In this study, we present a series of previously reported SIRT1 activators featuring a 2,6-diphenylimidazo[1,2-a]pyridine core^[4] for potential anti-AD applications. We expanded the compound library by decorating the phenyl rings with various methoxy and/or hydroxy groups. Due to their polyphenolic nature, they showed antioxidant properties in vitro, as assessed in vitro through DPPH and ABTS assays and TBARS using rat brain homogenate. Also, although with specific preferences, some compounds showed metal-chelating abilities towards Cu²⁺, Zn²⁺, and Fe²⁺.

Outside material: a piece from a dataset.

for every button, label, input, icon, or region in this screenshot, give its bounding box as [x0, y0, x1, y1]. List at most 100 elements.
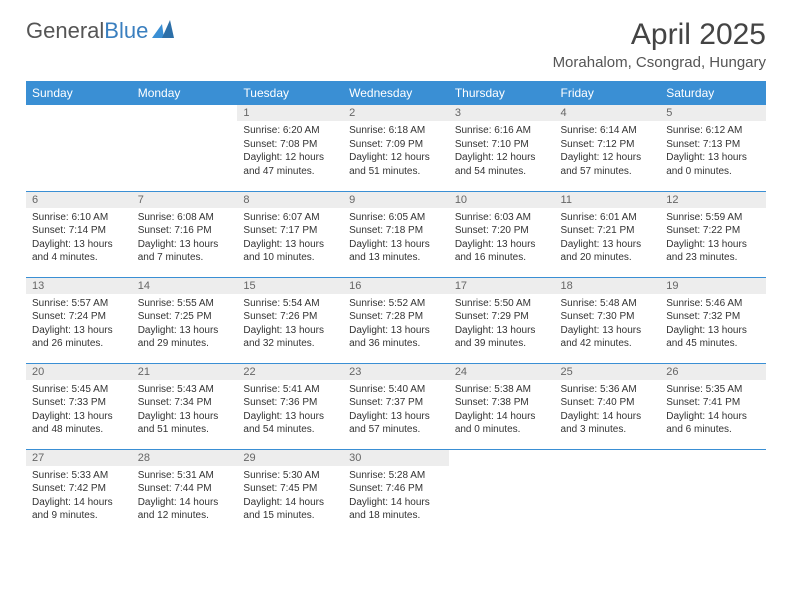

Notably, in differentiated SH-SY5Y cells, a recognized AD model, compound CLM400 was demonstrated to reduce oxidative stress when tested at 2.5 nM, whereas a pro-oxidant effect was observed at higher concentrations. Interestingly, TEM analyses revealed the compound's ability to form larger, non-toxic off-pathway Aβ aggregates with a pro-aggregating behavior. This finding is particularly relevant and aligns with previous studies on resveratrol, while traditional anti-AD agents often focus on inhibiting aggregation into toxic soluble oligomers.

This preliminary study highlighted a new series of multifunctional agents as promising agents for AD treatment. However, in-depth studies are required to shed light on the formed aggregates.